Go library to provide simple way of reading configuration settings from four sources, with each source able to override the previous:

  1. The default settings for your app
  2. A TOML file with settings
  3. Environment variables mapping to your top level settings
  4. Command line parameters mapping to your top level settings

To use it, you only need to create a struct representing the desired configuration and create an instance with the defaults for your app. You can then pass that struct to the library and read the settings from all the sources above.

The library will automatically parse command line parameters and environment variables for all top level fields in your struct of the following types:

  • int, int8, int16, int32, int64
  • uint, uint8, uint16, uint32, uint64
  • float32, float64
  • bool
  • string
  • time.Time as strings in the following formats: 2018-04-02, 15:30:02, 2018-04-02T15:30:02.000 and 2018-04-03T05:30:00.123+07:00
  • slog.Level as strings e.g. info

It converts all CamelCase fields to snake_case in a manner that is compatible with the acronyms we work with everyday. Some examples of how a struct name is converted to a TOML field, environment variable and command line parameter can be found below.

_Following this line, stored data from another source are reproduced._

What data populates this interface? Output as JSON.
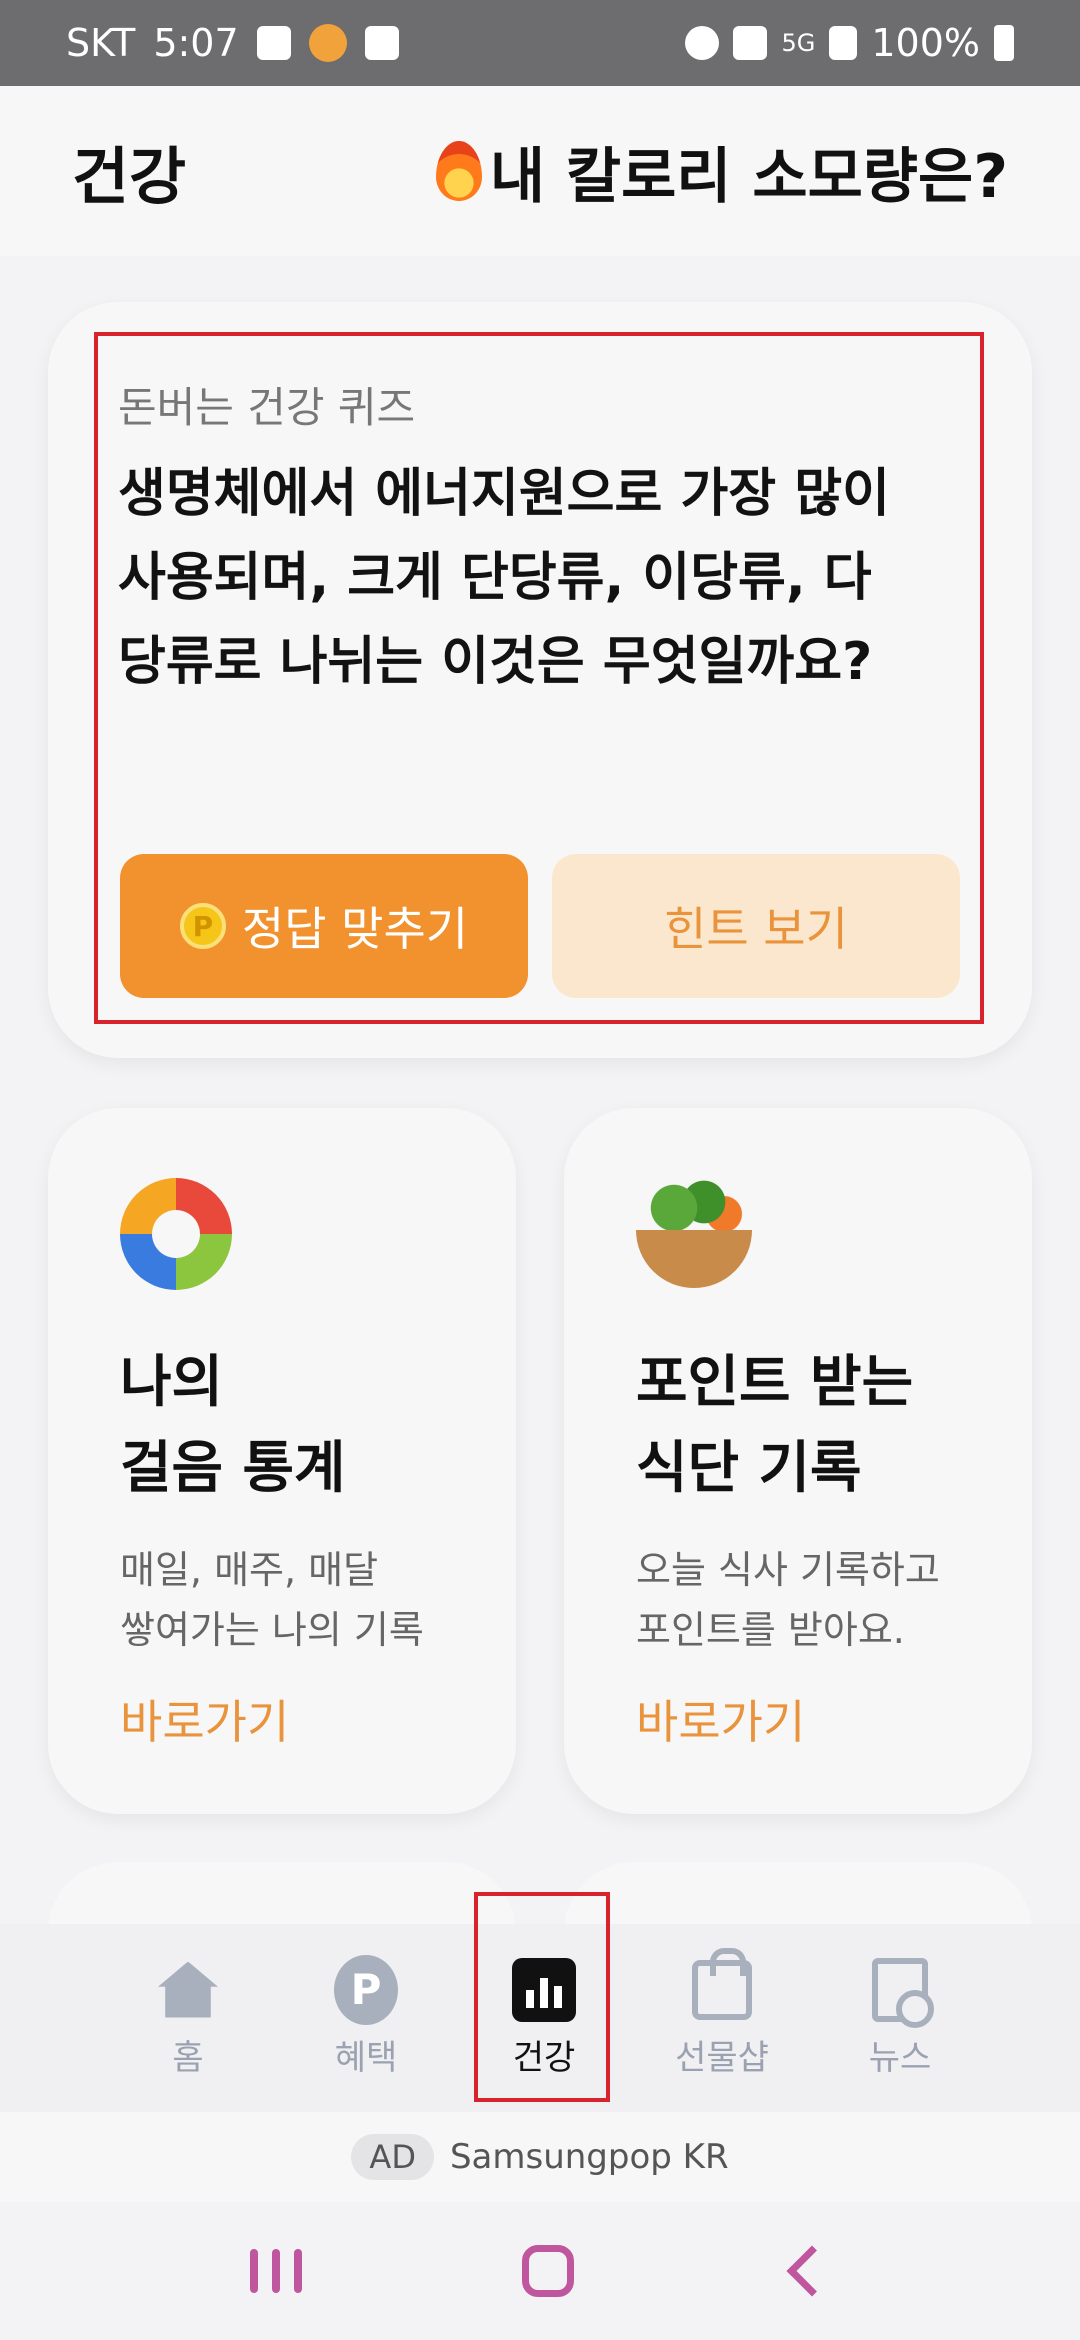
{
  "status_bar": {
    "carrier": "SKT",
    "time": "5:07",
    "battery": "100%",
    "network": "5G"
  },
  "header": {
    "title": "건강",
    "promo": "내 칼로리 소모량은?"
  },
  "quiz": {
    "eyebrow": "돈버는 건강 퀴즈",
    "question": "생명체에서 에너지원으로 가장 많이 사용되며, 크게 단당류, 이당류, 다당류로 나뉘는 이것은 무엇일까요?",
    "answer_label": "정답 맞추기",
    "coin_letter": "P",
    "hint_label": "힌트 보기"
  },
  "features": [
    {
      "title_line1": "나의",
      "title_line2": "걸음 통계",
      "desc_line1": "매일, 매주, 매달",
      "desc_line2": "쌓여가는 나의 기록",
      "link": "바로가기"
    },
    {
      "title_line1": "포인트 받는",
      "title_line2": "식단 기록",
      "desc_line1": "오늘 식사 기록하고",
      "desc_line2": "포인트를 받아요.",
      "link": "바로가기"
    }
  ],
  "nav": [
    {
      "label": "홈",
      "icon": "home-icon"
    },
    {
      "label": "혜택",
      "icon": "points-icon"
    },
    {
      "label": "건강",
      "icon": "health-chart-icon"
    },
    {
      "label": "선물샵",
      "icon": "shopping-bag-icon"
    },
    {
      "label": "뉴스",
      "icon": "news-search-icon"
    }
  ],
  "nav_letter_p": "P",
  "ad": {
    "badge": "AD",
    "text": "Samsungpop KR"
  },
  "colors": {
    "accent": "#f1922f",
    "hint_bg": "#fbe7cd",
    "link": "#e9943c",
    "highlight": "#d8222c"
  }
}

Environment variables are prefixed with your app name, in this case courier:

Struct Field TOML Field Environment Variable Command line Parameter
AWSRegion aws_region COURIER_AWS_REGION aws-region
EC2InstanceID ec2_instance_id COURIER_EC2_INSTANCE_ID ec2-instance-id
DB db COURIER_DB db
NumWorkers num_workers COURIER_NUM_WORKERS num-workers

EZConf will also automatically create the appropriate flags and help based on your struct definition, for example:

% courier -help
Courier - a fast message broker for IP and SMS messages

Usage of courier:
  -aws-region string
    	the aws region that S3 buckets are in (default "us-west-2")
  -db string
    	the url describing how to connect to the database (default "postgres://user@secret:rds-internal.foo.bar/courier")
  -debug-conf
    	print where config values are coming from
  -ec2-instance-id string
    	the id of the ec2 instance we are running on (default "i-12355111134a")
  -help
    	print usage information
  -num-workers int
    	the number of workers to start (default 32)

Environment variables:
          COURIER_AWS_REGION - string
                  COURIER_DB - string
     COURIER_EC2_INSTANCE_ID - string
         COURIER_NUM_WORKERS - int

Example

package main

import (
	"fmt"

	"github.com/nyaruka/ezconf"
)

// Config is our apps configuration struct, we can use the `help` tag to add usage information
type Config struct {
	AWSRegion     string `help:"the aws region that S3 buckets are in"`
	DB            string `help:"the url describing how to connect to the database"`
	EC2InstanceID string `help:"the id of the ec2 instance we are running on"`
	NumWorkers    int    `help:"the number of workers to start"`
}

func main() {
	// instantiate our config with our defaults
	config := &Config{
		AWSRegion:     "us-west-2",
		DB:            "postgres://user@secret:rds-internal.foo.bar/courier",
		EC2InstanceID: "i-12355111134a",
		NumWorkers:    32,
	}

	// create our loader object, configured with configuration struct (must be a pointer), our name
	// and description, as well as any files we want to search for
	loader := ezconf.NewLoader(
		config,
		"courier", "Courier - a fast message broker for IP and SMS messages",
		[]string{"courier.toml"},
	)

	// load our configuration, exiting if we encounter any errors
	loader.MustLoad()

	// our settings have now been loaded into our config struct
	fmt.Printf("Final Settings:\n%+v\n", *config)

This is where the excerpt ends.